One hour a day, for one more year. Making make-believe a priority.

Saturday, April 17, 2010

Playground

So these projects, these blog-jects (you know, cooking your way through Julia Child's French recipes, or taking a photograph of the back of your head every day, or, I don't know, making the time to play with your kids for an hour a day for a whole year) should, at some point, be revelatory, right...or otherwise what's the point? I mean, my main purpose is, as I have said, to give my children more of my undivided attention and also to really play with them while they are still young enough to want me to. But as with any creative project, shouldn't you also want to learn something? So far in this month of play I've had a few moments of inspiration, but not much by way of revelation...until tonight.

And tonight my revelation came from the most unlikely source...so unexpected I'm almost embarrassed to even say it. Anyway, it's Saturday and Patrick is at a gallery opening and the girls are asleep and there's nothing on TV and I am generally restless and so earlier I turned to this movie called "Yes Man." I wandered in and out of the room, letting it be my background jibber-jabber that TV so often is, until this scene where Jim Carrey's character (who has decided to say YES to everything apparently) walks into a club and sees Zooey Deschanel's band -- Munchhausen Syndrome By Proxy playing). Now, I love Zooey Deschanel, I just do. And who could resist a band named after one of the creepiest mental illnesses ever (so creepy, in fact, I even wrote an entire novel about it). And suddenly I got sucked into the Carrey/Deschanel/"Yes Man" vortex. And then came the scene where they sneak into the Hollywood Bowl and are talking about how little it matters what you do with your life as long as it gives you true pleasure. The direct quote is, "The world is a playground.You know that when you are a kid but somewhere along the way, everyone forgets it.”
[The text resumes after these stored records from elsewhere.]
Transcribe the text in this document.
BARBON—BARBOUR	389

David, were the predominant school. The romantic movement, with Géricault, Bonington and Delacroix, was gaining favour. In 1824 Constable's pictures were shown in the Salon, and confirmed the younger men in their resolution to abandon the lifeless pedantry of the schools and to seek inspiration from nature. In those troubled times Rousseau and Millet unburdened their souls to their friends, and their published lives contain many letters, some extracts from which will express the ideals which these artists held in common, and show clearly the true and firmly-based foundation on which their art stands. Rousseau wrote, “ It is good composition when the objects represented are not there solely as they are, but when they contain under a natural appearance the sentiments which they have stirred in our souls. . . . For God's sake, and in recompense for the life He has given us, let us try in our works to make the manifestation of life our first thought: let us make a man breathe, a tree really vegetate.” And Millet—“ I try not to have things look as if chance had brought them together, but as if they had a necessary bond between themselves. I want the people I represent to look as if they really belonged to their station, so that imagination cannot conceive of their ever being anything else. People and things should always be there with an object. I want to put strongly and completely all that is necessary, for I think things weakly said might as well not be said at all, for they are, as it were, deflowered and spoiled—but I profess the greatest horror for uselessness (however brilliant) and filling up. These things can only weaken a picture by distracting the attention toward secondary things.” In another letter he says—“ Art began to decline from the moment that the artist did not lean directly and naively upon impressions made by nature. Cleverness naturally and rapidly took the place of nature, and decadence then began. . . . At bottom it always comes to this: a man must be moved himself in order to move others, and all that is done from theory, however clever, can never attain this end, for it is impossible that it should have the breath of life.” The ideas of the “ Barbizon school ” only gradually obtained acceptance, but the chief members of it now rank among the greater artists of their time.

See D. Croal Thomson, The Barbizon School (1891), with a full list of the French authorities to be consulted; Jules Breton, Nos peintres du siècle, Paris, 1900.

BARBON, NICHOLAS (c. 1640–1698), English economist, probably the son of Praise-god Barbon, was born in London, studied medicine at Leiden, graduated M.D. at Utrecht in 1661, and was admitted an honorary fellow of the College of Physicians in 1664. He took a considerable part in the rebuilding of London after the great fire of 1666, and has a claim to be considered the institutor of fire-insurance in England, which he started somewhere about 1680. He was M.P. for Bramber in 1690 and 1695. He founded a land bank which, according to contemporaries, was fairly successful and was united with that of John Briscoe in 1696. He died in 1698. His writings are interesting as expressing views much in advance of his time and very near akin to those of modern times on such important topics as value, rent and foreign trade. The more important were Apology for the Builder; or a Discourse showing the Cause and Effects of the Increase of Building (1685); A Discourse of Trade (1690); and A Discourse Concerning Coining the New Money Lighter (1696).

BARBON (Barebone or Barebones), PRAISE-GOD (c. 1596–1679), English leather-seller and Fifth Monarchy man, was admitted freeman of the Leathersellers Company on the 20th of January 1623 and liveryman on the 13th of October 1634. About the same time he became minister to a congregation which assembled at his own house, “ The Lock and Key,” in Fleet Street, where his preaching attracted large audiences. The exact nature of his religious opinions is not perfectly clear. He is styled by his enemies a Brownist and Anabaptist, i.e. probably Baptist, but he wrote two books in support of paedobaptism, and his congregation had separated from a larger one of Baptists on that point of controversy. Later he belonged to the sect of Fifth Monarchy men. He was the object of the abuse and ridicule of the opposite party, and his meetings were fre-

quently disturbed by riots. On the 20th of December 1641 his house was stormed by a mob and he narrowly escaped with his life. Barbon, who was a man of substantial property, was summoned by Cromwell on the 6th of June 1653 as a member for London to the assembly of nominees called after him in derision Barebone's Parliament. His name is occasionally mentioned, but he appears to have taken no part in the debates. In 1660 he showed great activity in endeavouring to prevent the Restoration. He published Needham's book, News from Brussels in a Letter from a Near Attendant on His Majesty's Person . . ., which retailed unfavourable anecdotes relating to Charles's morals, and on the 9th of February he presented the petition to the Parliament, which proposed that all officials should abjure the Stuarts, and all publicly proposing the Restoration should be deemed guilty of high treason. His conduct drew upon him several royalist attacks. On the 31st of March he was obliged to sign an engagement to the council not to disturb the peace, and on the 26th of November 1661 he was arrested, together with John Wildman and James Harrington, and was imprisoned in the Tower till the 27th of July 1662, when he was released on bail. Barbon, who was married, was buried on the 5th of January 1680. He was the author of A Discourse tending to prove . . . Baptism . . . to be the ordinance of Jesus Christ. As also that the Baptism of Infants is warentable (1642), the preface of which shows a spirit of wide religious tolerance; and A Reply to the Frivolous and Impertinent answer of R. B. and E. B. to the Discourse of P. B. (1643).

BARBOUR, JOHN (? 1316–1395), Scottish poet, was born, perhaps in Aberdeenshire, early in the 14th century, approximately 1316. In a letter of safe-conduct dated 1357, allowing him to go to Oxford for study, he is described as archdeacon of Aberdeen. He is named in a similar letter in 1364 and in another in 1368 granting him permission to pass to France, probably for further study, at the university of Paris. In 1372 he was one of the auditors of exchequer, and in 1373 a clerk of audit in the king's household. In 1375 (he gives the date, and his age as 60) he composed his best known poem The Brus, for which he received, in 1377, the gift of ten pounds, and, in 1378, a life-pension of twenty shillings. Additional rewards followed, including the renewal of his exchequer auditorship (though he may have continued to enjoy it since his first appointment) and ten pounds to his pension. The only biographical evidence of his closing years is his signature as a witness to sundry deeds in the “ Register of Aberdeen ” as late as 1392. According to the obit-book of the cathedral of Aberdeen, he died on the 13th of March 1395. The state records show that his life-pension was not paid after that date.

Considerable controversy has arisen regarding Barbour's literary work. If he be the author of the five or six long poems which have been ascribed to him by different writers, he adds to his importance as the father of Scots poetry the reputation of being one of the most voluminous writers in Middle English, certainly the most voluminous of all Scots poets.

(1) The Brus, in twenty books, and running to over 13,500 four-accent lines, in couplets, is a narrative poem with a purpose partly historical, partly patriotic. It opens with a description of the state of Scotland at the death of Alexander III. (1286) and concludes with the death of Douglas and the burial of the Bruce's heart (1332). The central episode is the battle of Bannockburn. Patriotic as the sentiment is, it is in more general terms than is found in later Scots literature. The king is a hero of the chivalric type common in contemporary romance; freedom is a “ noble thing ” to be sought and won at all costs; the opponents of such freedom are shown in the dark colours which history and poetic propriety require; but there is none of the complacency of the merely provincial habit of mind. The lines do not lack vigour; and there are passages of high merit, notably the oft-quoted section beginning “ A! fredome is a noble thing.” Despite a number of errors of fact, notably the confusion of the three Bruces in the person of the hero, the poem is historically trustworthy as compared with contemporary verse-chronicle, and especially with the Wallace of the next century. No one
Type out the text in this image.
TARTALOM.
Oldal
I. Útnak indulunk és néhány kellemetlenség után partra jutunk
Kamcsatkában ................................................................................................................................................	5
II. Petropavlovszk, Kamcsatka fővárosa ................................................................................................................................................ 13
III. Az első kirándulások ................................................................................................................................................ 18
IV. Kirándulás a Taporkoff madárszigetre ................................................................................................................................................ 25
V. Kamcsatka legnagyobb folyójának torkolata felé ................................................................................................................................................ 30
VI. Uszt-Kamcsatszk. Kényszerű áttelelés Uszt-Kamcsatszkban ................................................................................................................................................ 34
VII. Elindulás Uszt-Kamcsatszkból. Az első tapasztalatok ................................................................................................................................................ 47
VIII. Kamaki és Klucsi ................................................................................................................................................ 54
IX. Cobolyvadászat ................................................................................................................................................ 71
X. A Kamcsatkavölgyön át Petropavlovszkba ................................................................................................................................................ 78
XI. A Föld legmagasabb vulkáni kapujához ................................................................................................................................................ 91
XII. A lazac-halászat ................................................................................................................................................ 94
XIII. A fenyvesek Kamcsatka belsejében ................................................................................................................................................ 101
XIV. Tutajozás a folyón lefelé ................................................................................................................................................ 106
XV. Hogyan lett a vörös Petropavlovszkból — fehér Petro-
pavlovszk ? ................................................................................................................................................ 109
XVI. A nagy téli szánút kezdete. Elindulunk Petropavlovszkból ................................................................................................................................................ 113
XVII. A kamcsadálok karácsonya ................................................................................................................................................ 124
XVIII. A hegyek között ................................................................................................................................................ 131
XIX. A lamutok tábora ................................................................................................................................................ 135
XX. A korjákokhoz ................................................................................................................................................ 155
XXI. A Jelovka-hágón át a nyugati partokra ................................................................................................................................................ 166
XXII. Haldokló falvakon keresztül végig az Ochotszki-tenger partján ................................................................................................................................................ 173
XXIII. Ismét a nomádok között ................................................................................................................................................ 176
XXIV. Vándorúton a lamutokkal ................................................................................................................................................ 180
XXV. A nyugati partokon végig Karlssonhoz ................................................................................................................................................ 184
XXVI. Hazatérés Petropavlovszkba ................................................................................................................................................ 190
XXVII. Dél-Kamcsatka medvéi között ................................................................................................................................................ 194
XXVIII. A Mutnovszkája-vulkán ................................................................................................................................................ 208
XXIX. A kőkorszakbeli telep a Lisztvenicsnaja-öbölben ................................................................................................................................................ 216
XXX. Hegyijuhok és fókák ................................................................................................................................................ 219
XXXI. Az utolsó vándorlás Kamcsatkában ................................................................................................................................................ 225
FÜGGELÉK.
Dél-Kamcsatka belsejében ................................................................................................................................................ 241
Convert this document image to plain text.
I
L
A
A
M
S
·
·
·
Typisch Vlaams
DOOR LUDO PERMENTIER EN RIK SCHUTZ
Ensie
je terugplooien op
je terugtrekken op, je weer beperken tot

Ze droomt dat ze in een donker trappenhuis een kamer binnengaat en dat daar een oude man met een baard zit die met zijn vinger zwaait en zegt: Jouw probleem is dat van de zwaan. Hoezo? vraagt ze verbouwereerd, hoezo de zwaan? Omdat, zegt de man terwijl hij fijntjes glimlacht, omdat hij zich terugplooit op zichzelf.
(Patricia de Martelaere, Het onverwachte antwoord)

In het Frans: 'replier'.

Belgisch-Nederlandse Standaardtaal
And it got me thinking. I'm not sure I have seen the world as a playground for a long time. I was kind of a serious kid. I didn't goof off in class. I rarely got into trouble. I actually remember there being moments when I was a teenager that I ached to be able to just let go, to be free-spirited like some of my friends. When my guy friends went through a streaking phase, it was excruciating...the agony of not ever being able to have that same delicious sense of abandon and adventure. (I was always the look-out...never the streaker.) Growing up was, in some ways, a huge relief. And as I watched this cheesy movie (which is paused right now so I can get back to it in a minute), I was struck with a vivid recollection of a road trip that I made about fifteen years ago with my husband and his sister from Seattle, where we had been living, to Flagstaff. I remember getting up to about 6,000 feet (where desert turns to mountains) and that my sister-in-law made us stop to car so she could get out and play in the snow. It was cold, we'd been driving forever, but my husband stopped and they got out and played. I remember sitting inside the truck, overwhelmed with a melancholy feeling, wishing for something I couldn't quite articulate.

Anyway. There it is: Revelation #1. In order for this project (blog-ject) to have some real meaning (for me as well as for the girls), I need to work on seeing the world as a playground and myself as someone who is allowed to play there. That's the hard part maybe. I don't know.

P.S. Tonight I actually did ballet with Kicky in the living room. I may not be able to walk tomorrow.

1 comment:

Anonymous said...

I hear ya, sista! I would love to join you on the playground; I need it too! Wanna come up and swing on my swing set? ;-)

BTW: That movie was a guilty pleasure of mine too, maybe for the same reason.